The UK guidance sheds light on many parts of the law which are needlessly strict and/or open to varying interpretation. It is, nonetheless, mere guidance. Therefore, it will be interesting to see whether other EU member states will follow the UK’s guidance and interpretations of DAC6 or develop their own and how all these competing interpretations will co-exist.

Updates on reporting portals, XML schema and other IT infrastructure

In addition to the guidance dissected above, the UK released its DAC6 reporting schema on 29 May. HMRC provides for both XML file upload and manual input submissions of DAC6 submission. Hopefully, the other EU Member States will follow the UK lead and hew closely to the schema model adopted thus far across the EU.

News from the states implementing the OECD Mandatory Disclosure Rules (MDRs)

As part of its 2020 tax reform package, Mexico enacted a version of the MDRs into the domestic tax code. It’s a doozy. Unlike other jurisdictions implementing the scaled-down version of the MDRs, CRS Avoidance Arrangements and Opaque Offshore Structures, Mexico included all the Hallmarks from DAC6 as well.

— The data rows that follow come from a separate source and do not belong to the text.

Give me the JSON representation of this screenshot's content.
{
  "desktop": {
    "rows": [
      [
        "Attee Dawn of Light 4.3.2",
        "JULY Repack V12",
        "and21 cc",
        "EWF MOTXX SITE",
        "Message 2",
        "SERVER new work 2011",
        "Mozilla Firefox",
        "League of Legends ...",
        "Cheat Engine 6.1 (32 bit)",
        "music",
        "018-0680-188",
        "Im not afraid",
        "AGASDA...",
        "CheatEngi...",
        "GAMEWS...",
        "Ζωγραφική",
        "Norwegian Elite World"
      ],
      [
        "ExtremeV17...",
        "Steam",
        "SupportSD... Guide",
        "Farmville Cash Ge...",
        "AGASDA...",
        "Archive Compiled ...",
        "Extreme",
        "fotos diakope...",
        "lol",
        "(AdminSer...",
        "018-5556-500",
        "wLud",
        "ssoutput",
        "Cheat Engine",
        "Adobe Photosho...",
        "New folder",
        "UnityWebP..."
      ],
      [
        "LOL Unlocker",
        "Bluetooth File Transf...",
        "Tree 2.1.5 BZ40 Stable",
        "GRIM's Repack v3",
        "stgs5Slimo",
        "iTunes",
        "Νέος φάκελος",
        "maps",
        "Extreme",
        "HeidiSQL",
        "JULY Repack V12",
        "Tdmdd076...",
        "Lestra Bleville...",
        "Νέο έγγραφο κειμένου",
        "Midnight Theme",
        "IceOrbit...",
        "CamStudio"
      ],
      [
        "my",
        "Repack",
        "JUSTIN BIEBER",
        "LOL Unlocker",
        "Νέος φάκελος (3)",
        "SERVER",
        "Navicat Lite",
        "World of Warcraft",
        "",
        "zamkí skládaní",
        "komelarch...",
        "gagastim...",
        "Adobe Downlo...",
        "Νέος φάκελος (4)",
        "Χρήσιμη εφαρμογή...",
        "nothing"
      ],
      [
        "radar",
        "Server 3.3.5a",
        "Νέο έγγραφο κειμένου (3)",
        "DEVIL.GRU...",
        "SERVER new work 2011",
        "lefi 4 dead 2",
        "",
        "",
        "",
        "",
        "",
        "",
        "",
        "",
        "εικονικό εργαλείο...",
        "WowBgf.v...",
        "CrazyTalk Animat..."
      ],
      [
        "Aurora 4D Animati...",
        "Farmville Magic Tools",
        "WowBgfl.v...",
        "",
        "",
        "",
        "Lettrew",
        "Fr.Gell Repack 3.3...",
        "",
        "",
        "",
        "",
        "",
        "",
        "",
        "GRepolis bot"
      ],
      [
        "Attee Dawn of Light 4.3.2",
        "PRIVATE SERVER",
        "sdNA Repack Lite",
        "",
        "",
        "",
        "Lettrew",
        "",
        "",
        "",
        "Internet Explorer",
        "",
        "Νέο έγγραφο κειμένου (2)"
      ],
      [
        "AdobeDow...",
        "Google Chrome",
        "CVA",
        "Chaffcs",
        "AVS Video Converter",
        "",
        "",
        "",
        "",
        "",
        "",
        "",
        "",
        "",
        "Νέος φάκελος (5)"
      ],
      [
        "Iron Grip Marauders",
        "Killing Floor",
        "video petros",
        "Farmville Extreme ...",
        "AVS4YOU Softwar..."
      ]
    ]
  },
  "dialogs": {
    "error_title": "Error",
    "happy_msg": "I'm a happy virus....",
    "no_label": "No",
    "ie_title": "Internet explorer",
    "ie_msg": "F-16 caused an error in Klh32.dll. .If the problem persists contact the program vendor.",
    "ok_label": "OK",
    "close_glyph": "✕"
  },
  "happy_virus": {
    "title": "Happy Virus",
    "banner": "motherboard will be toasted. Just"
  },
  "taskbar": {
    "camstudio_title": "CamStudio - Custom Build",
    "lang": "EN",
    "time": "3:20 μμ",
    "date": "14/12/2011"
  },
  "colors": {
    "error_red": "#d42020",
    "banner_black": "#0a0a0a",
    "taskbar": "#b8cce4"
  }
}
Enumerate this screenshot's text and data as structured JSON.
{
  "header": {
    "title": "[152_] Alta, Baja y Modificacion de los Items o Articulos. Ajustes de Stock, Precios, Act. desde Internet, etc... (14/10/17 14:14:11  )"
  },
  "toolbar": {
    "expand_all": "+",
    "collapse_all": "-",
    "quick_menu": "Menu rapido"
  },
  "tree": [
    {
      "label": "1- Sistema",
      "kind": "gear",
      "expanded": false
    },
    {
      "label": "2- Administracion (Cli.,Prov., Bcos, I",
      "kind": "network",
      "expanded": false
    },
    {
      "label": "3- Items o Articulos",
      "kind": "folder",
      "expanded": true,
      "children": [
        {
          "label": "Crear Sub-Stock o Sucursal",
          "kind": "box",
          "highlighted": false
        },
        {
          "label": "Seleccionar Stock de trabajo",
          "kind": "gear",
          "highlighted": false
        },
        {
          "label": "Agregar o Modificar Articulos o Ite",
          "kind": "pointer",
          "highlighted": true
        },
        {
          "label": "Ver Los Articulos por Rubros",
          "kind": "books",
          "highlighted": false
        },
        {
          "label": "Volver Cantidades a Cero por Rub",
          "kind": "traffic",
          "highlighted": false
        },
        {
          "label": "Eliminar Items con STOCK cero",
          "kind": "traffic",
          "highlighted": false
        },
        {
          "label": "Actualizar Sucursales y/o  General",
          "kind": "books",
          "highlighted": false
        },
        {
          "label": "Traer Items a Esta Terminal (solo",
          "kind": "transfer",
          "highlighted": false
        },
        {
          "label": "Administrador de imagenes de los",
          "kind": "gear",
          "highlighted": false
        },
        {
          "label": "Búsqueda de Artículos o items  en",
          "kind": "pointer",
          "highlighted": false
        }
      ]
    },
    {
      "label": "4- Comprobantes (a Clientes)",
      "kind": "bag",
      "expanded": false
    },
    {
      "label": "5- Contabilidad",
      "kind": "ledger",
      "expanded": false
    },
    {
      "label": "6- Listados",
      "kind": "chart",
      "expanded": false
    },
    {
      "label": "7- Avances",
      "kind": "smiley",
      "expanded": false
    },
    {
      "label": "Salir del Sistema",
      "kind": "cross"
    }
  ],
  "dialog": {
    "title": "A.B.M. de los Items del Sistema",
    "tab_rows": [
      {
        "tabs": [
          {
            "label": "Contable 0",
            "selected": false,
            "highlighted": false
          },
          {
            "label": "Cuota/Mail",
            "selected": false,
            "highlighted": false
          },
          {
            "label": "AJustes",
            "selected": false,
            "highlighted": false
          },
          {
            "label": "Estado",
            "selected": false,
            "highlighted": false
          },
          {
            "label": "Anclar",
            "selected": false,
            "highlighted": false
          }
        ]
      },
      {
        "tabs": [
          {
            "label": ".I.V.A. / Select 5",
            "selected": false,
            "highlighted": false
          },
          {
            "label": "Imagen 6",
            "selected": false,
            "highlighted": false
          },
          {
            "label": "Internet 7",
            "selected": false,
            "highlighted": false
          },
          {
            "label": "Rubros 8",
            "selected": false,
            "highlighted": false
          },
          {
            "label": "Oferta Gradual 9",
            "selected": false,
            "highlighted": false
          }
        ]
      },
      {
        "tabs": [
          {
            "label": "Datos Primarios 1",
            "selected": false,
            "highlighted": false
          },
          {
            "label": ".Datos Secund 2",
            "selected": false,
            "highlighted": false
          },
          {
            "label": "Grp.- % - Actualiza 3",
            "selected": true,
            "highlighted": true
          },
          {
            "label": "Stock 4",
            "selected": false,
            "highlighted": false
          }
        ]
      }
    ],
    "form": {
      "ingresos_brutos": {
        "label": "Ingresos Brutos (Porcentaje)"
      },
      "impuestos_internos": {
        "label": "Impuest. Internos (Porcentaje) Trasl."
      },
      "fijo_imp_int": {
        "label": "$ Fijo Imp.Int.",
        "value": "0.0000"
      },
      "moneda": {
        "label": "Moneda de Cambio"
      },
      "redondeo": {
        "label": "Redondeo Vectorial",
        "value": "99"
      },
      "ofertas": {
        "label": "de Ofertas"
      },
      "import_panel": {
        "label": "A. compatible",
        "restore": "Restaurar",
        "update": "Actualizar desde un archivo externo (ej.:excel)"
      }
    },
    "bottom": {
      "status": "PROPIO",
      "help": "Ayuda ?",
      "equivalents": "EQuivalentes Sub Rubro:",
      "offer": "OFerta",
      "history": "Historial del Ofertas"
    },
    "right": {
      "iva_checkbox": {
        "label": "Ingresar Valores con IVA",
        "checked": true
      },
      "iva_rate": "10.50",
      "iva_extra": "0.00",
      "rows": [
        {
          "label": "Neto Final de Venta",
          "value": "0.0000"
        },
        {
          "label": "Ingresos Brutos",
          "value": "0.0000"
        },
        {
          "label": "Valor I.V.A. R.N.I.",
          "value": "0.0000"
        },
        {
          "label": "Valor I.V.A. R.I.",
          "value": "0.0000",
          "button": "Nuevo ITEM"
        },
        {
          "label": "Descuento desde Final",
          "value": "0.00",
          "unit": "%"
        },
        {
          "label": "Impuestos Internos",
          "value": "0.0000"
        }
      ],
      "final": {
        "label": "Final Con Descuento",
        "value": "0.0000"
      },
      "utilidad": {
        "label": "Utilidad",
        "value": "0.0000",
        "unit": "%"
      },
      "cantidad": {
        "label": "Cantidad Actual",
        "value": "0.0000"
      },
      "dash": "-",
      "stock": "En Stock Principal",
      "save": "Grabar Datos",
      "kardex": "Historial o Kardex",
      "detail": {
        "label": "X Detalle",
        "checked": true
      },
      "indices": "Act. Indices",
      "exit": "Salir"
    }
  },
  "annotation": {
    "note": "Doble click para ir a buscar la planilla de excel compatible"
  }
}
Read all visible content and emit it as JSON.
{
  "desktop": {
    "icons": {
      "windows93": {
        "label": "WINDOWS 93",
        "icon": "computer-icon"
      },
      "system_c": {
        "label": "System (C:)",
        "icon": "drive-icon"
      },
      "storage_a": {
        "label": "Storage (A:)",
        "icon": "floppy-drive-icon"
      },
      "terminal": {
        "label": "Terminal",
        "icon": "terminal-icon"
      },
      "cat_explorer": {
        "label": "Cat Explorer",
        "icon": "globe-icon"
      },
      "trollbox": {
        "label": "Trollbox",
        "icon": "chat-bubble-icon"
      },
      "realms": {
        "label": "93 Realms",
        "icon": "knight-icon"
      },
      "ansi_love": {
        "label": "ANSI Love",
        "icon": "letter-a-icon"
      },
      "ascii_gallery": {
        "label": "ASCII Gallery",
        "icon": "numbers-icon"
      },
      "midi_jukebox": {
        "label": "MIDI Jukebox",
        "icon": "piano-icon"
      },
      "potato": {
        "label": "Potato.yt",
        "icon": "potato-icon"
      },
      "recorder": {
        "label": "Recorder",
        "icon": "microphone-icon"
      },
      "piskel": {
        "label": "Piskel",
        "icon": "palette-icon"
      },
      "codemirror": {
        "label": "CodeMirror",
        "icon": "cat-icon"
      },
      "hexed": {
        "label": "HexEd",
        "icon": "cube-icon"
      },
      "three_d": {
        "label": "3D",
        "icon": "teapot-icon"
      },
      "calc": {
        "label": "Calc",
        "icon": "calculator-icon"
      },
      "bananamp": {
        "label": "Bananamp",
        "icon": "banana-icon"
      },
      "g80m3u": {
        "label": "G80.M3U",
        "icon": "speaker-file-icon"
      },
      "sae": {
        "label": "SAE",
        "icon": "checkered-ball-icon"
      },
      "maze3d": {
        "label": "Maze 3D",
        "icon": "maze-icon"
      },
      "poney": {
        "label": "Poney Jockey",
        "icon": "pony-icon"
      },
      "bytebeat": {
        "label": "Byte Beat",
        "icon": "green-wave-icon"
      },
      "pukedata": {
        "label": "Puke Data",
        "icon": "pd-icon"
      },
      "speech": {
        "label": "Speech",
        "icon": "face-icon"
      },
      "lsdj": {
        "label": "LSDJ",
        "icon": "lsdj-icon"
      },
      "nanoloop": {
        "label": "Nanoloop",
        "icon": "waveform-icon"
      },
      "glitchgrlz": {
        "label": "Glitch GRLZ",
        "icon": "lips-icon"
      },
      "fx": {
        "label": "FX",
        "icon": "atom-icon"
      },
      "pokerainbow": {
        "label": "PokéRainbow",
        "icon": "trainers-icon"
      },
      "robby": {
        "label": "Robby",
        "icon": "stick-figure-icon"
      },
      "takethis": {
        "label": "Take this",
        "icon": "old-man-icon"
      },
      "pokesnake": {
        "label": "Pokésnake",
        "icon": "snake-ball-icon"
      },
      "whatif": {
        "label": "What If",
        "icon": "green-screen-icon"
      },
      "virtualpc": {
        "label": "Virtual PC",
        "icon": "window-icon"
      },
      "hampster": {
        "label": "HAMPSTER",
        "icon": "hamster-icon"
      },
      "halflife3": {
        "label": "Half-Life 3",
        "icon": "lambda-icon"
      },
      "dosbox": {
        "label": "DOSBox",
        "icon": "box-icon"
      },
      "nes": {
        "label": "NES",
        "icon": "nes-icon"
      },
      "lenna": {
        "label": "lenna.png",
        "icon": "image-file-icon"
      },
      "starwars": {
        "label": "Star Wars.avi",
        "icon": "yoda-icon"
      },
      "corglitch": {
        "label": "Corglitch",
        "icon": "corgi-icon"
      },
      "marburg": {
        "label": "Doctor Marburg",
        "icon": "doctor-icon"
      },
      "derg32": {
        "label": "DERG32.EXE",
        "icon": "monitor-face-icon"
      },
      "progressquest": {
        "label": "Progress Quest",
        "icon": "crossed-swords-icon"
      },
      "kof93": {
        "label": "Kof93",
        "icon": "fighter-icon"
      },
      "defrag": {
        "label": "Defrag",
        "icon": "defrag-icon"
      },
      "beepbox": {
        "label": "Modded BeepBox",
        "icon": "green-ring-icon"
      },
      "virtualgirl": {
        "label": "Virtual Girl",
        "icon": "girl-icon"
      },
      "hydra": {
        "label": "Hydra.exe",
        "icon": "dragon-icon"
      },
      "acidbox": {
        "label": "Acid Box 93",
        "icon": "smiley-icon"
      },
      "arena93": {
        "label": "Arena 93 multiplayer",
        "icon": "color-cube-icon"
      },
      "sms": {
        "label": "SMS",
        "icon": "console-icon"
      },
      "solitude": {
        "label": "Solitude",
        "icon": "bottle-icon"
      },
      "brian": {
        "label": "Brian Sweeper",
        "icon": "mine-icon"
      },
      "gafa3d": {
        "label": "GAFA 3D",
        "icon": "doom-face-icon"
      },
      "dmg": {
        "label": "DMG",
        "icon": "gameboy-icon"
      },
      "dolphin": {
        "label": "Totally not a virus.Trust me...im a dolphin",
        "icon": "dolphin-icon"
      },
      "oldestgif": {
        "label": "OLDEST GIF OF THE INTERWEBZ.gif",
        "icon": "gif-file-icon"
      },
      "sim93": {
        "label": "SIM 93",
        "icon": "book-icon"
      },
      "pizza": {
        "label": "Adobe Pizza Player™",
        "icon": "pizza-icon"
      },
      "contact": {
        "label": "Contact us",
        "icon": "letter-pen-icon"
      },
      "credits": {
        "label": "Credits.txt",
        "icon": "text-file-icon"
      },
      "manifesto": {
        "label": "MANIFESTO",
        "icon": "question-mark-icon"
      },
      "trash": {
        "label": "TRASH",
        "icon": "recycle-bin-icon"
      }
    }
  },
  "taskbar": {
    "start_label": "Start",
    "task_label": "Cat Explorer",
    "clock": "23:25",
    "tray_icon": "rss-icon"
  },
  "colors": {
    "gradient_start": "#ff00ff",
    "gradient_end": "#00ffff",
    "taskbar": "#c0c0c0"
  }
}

Furthermore, several unique provisions will make compliance in Mexico more challenging than elsewhere:

  • Any arrangements resulting in a Mexican tax benefit–even if the taxpayer and the advisor are not resident in Mexico–are in-scope

  • All RCBAs initiated in 2020 must be reported in bulk in 2021

  • Pre-2020 RCBAs must be reported for any subsequent year in which there are tax effects attributable to the RCBA

  • Each February, qualifying intermediaries must file an annual summary of all the RCBAs to which they were party and the identities of the clients benefitting therefrom, even if not resident in Mexico

  • In addition to the standard MDR reporting items, the identities of the intermediaries’ and clients’ legal representatives must be disclosed as well

Based on the above and other stand-out items from the Mexican MDR regimes, it is clear that Mexico determined to enhance the disclosure requirements beyond the OECD’s suggestions.